Issues Decoded: EU Event Charts a Course on Digital Policy

Monday 15 July, 2019

Digital Assembly emphasises individual and consumer concerns

Digital Assembly, one of the European Union’s largest tech policy events, recently took place in Bucharest, Romania. This year, the conference focused on the EU’s long-term strategic priorities in the digital space and uncovered likely drivers for policy agendas over the 2019–2024 term.
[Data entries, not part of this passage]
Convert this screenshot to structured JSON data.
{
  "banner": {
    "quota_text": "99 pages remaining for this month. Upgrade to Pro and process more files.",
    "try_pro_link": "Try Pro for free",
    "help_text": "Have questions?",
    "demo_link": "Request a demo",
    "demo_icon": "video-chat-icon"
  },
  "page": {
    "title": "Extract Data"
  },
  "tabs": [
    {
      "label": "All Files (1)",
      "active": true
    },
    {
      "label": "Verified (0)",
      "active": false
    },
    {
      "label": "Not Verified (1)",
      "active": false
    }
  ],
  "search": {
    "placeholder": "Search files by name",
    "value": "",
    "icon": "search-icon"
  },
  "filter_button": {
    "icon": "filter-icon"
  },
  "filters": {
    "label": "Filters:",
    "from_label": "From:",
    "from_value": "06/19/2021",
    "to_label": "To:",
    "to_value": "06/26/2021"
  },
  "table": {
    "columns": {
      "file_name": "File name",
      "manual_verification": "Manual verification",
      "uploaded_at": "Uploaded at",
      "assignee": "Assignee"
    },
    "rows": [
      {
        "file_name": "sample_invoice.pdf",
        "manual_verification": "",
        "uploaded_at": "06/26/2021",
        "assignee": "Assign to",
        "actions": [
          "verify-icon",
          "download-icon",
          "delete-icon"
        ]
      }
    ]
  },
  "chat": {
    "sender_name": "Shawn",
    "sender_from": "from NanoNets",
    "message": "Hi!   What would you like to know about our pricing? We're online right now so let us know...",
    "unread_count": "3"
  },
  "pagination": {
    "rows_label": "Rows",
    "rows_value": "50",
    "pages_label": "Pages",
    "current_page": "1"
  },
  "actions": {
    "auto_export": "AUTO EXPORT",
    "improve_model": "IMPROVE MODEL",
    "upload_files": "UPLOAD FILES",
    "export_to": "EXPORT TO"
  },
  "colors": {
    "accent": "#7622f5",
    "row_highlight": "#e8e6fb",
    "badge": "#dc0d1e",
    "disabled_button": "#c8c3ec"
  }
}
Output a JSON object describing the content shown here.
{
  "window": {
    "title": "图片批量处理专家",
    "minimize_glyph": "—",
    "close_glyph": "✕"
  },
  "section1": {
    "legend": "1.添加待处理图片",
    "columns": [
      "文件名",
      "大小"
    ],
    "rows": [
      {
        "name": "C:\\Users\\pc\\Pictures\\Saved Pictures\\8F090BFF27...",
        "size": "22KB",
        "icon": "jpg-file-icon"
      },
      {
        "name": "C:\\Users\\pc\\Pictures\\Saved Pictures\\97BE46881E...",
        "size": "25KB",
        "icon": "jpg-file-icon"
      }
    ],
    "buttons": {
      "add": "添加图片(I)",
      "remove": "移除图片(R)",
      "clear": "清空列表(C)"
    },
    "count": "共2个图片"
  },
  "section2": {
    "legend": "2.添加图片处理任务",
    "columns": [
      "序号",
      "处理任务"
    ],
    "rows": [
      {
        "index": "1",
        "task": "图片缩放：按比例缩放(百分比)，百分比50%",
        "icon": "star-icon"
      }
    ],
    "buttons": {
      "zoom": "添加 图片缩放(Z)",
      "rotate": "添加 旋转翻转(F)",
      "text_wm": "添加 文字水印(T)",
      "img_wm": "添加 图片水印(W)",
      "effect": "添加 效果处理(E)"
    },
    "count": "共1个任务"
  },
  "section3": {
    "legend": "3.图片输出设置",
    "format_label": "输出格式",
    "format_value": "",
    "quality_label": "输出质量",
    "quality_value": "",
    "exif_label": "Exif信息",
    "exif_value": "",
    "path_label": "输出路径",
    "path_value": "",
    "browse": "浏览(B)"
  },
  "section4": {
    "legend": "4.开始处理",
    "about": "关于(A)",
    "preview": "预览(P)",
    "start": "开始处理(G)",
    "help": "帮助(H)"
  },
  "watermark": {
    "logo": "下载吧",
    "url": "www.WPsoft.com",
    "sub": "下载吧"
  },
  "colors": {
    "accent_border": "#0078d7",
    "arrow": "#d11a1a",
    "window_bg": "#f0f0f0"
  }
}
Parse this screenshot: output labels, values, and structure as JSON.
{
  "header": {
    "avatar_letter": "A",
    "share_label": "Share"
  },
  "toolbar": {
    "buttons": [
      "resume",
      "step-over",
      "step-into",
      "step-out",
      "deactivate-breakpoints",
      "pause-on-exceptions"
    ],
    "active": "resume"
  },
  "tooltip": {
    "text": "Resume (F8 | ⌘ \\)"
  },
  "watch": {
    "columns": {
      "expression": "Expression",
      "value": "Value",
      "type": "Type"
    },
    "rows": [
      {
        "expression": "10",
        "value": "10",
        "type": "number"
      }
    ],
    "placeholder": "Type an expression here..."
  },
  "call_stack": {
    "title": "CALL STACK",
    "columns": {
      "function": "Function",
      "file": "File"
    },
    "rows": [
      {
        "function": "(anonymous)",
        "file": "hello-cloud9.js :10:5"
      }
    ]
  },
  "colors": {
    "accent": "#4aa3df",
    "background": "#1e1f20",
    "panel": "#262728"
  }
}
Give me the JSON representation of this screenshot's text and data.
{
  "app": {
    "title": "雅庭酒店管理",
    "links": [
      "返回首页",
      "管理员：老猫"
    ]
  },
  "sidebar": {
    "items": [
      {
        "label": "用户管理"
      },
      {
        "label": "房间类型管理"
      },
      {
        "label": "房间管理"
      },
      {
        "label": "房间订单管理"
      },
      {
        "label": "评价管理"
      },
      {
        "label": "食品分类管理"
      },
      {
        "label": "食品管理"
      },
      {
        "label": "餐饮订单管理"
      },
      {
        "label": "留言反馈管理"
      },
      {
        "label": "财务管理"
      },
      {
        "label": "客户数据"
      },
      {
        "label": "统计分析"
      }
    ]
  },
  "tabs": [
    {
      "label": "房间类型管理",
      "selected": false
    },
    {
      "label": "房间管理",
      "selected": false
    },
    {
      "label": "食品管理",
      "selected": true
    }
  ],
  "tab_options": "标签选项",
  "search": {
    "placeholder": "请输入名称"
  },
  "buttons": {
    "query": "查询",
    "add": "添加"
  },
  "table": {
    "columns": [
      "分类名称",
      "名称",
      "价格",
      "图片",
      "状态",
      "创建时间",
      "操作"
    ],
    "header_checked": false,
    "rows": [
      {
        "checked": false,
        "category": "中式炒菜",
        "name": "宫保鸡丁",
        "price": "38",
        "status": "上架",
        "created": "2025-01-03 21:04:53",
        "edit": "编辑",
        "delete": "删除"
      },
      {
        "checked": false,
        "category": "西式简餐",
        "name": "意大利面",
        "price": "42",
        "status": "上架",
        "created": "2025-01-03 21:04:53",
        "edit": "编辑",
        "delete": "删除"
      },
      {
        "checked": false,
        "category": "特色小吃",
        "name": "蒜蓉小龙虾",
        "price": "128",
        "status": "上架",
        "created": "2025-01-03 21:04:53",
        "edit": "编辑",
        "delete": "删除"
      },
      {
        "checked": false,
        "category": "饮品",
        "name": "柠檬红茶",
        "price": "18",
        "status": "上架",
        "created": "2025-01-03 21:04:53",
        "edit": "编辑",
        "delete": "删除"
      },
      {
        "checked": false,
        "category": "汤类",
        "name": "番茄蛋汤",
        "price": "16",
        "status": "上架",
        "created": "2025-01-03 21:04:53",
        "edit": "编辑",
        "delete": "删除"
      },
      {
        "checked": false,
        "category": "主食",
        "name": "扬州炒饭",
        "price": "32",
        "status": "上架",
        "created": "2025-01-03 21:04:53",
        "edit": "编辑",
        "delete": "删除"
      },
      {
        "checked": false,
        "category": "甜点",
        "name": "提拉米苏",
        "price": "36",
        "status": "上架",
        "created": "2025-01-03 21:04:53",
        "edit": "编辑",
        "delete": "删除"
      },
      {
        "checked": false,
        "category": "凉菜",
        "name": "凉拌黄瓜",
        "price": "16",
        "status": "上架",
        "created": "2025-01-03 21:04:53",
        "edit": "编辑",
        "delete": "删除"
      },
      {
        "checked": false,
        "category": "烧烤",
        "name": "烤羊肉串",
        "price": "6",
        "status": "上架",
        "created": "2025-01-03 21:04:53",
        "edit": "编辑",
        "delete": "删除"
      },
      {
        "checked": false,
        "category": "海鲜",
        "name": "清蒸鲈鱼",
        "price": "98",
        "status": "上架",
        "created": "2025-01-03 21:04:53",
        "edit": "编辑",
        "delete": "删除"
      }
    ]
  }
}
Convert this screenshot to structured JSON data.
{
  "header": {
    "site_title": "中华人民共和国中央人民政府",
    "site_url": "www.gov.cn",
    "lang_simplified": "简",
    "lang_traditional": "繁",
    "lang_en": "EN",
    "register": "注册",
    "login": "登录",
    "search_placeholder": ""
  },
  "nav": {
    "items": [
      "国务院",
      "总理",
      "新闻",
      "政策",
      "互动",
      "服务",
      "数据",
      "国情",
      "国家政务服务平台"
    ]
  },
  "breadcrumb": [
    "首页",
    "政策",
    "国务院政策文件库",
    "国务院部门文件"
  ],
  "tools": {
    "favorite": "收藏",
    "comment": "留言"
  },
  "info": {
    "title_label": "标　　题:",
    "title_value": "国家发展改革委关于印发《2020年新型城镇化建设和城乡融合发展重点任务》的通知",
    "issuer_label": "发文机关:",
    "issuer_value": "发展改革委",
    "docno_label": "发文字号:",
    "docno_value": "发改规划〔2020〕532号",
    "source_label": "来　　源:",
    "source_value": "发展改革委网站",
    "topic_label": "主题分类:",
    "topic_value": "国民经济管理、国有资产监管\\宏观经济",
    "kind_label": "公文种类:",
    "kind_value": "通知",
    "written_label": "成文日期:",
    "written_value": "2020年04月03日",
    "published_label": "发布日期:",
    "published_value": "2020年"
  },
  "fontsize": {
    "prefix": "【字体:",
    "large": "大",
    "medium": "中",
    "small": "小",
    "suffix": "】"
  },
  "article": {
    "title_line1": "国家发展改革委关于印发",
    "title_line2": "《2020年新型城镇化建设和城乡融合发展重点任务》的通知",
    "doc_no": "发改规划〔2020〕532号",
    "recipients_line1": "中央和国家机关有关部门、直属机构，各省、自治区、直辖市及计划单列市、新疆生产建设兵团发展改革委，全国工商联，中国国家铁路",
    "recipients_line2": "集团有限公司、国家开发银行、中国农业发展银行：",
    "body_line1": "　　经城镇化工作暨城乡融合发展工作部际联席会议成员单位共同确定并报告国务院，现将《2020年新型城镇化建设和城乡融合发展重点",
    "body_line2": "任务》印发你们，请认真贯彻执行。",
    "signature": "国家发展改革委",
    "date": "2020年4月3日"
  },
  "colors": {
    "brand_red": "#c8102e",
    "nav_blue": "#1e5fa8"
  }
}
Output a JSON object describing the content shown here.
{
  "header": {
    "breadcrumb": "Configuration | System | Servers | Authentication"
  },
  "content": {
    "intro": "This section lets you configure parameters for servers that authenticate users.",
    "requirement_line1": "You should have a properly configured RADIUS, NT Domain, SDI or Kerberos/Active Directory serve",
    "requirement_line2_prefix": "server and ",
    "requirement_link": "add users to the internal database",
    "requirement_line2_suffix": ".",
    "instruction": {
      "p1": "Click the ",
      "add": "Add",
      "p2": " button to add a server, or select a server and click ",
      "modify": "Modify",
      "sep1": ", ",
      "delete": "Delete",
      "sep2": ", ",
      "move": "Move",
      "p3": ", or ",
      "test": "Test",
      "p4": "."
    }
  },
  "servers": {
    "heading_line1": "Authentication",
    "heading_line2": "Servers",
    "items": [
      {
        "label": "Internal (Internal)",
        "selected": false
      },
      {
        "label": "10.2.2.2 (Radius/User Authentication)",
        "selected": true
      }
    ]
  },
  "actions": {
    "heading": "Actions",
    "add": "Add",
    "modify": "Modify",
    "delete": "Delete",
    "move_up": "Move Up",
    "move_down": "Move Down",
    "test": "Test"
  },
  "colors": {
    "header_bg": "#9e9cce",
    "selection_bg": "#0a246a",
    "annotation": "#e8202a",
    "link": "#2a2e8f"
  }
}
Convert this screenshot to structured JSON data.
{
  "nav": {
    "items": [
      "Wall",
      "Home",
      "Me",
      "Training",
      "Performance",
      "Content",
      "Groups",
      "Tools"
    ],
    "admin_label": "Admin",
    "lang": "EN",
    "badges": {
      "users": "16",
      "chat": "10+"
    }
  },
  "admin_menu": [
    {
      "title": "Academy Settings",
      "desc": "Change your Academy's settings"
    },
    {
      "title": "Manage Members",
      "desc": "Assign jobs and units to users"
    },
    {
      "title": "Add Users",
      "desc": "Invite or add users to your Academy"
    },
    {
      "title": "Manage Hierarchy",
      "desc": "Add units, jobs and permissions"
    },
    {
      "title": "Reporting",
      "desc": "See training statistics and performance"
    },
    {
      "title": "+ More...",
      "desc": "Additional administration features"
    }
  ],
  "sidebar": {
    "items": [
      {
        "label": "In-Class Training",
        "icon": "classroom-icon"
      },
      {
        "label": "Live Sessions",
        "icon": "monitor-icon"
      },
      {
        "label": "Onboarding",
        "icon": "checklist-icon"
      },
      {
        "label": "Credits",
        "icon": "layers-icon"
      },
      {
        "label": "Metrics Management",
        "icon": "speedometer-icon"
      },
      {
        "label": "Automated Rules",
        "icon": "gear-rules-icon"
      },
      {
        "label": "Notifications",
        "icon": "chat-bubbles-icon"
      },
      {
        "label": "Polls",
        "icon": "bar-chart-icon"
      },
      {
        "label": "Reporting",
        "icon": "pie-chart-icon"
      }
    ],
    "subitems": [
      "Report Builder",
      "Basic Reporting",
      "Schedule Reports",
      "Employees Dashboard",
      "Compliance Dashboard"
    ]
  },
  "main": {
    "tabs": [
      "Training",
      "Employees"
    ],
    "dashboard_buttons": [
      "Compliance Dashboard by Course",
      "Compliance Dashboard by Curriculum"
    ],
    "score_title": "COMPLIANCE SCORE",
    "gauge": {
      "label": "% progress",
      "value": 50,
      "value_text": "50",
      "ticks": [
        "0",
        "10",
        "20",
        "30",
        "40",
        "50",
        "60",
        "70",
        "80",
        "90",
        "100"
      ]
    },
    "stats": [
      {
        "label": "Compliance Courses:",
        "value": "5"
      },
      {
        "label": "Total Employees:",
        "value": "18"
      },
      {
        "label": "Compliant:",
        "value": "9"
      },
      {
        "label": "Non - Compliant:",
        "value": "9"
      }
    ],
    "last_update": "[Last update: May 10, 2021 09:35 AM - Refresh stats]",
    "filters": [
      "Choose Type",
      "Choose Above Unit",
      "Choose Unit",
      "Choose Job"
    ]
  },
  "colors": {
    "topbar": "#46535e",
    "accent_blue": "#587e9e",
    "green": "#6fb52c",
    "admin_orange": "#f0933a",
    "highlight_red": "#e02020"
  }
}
 Three points to keep in mind:

  • Europe’s quest for technological leadership, autonomy and global competitiveness has recently received priority status in official documents as the EU seeks to boost European companies’ competitive edge while aiming to set or enforce international standards to level the playing field with non-EU competitors.
  • Tech rules are becoming increasingly horizontal, as they apply to all digitised industries (energy, manufacturing, healthcare, etc.).
  • Europe’s vision of the digital ecosystem tends to be principled, namely human-centric and consumer-oriented (for example: the General Data Protection Regulation or the Ethics Guidelines for Artificial Intelligence).

Policy trends to watch:

  • Accelerating the digitalisation of industries: Europe wants to buttress its traditionally strong industries by encouraging the digital transformation of processes and the uptake of new and disruptive technologies (i.e. supercomputers, AI, and quantum technologies). As the proofing of legal framework is part of that ambition, expect new rules, as well as, a review of existing ones (e.g. bills on machinery standards, on contracts, and consumer rights). These might affect both technology and non-technology fields.
  • Boosting competition through access to data: EU regulators believe that due to control over wider datasets, some non-EU businesses are more competitive or dominant. Thus, they are considering how to make companies share their data and how to create common data spaces for businesses to easily get information (energy and manufacturing sectors are current priorities). At the same time, they will put mergers and acquisitions of data-rich companies under tighter scrutiny for their impact on privacy.
  • Framing data monetisation and online advertisement: Discussions on the monetisation of data collected through analytics technologies or online cookies have been ongoing for some time and could result in new law proposals over the upcoming EU legislative term. In such a scenario, the move would not only target digital platforms and similar data-fuelled businesses, but also potentially affect all entities relying on ad-tech, analytics, and other data-based markets.
  • Redeploying liability rules in the digital economy: In line with Europe’s human-centric approach to digital ecosystems, the EU is looking to update their liability standards for products and services enabled by new technologies. However, the debate on platform liability is bound to get heated and new rules may result in more companies being affected than just the tech giants, additionally, they may be harder to comply with.
  • Promoting cyber resilience: The cybersecurity of goods and services is becoming crucial for their commercialisation. However, in order to tackle the vulnerabilities created by the increasing digitisation and the interconnectedness of markets the EU has come up with a comprehensive plan based on both international cooperation and adopting a regulatory framework. They have established a voluntary-based cybersecurity certification scheme, and may make it mandatory for a specific pool of products over time.
  • Tech for sustainability: As environment protection and sustainability are becoming European and global priorities, we see an increasing synergy between the energy and digital industries. Decision-makers are looking both at how tech can support the planet’s sustainability and at how to reduce the energy-consumption of technology products and data-centres.

As with other large-scale phenomena, the EU will have an important role in guiding technology-related regulatory processes to ensure change is embraced effectively. Setting a more ethics and values-based approach to legislation, the EU will be able to distinguish itself from the rest of the world.